Perturbations of C1-diffeomorphisms and dynamics of generic conservative diffeomorphisms of surface

TL;DR

This paper surveys properties of C1-generic conservative surface diffeomorphisms, highlighting their transitivity, and discusses recent perturbation techniques and connecting lemmas that underpin these dynamical behaviors.

Contribution

It provides a survey of known properties and recent developments in C1-perturbation techniques for conservative surface diffeomorphisms, emphasizing transitivity results.

Findings

C1-generic conservative diffeomorphisms of surfaces are transitive

Connecting lemmas for pseudo-orbits are central to these results

Recent perturbation methods facilitate the proof of transitivity

Abstract

In the first part of this text we give a survey of the properties satisfied by the C1-generic conservative diffeomorphisms of compact surfaces. The main result that we will discuss is that a C1-generic conservative diffeomorphism of a connected compact surface is transitive. It is obtain as a consequence of a connecting lemma for pseudo-orbits.
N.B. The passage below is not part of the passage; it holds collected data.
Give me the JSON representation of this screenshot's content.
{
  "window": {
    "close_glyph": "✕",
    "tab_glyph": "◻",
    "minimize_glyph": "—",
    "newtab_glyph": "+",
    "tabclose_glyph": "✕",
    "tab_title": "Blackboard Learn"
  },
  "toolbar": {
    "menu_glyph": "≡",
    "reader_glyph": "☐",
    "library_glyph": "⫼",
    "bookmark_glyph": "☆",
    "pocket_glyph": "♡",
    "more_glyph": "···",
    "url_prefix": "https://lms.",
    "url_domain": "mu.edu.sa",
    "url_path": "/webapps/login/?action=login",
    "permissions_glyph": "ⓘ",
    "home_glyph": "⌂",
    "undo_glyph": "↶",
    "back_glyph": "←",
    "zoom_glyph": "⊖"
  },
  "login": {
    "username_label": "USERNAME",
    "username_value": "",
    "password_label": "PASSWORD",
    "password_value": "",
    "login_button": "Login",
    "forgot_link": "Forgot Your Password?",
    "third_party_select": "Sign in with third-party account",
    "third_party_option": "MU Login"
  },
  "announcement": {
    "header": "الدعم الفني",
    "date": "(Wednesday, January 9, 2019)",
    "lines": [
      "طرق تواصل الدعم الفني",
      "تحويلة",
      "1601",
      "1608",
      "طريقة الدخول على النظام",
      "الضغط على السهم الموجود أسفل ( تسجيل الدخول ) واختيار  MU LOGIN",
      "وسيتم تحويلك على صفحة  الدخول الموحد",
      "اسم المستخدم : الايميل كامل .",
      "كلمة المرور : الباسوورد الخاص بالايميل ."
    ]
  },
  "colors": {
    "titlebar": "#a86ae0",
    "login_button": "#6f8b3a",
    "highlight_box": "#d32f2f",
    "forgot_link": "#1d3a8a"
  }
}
In the last parts we expose some recent developments of the C1-perturbation technics and the proof of this connecting lemma. We are not aimed to deal with technicalities nor to give the finest available versions of these results. Besides this theory exists also in higher dimension and in the non-conservative setting, we restricted the scope of this presentation to the conservative case on surfaces, since it offers some simplifications which allow to explain in an easier way the main ideas of the subject.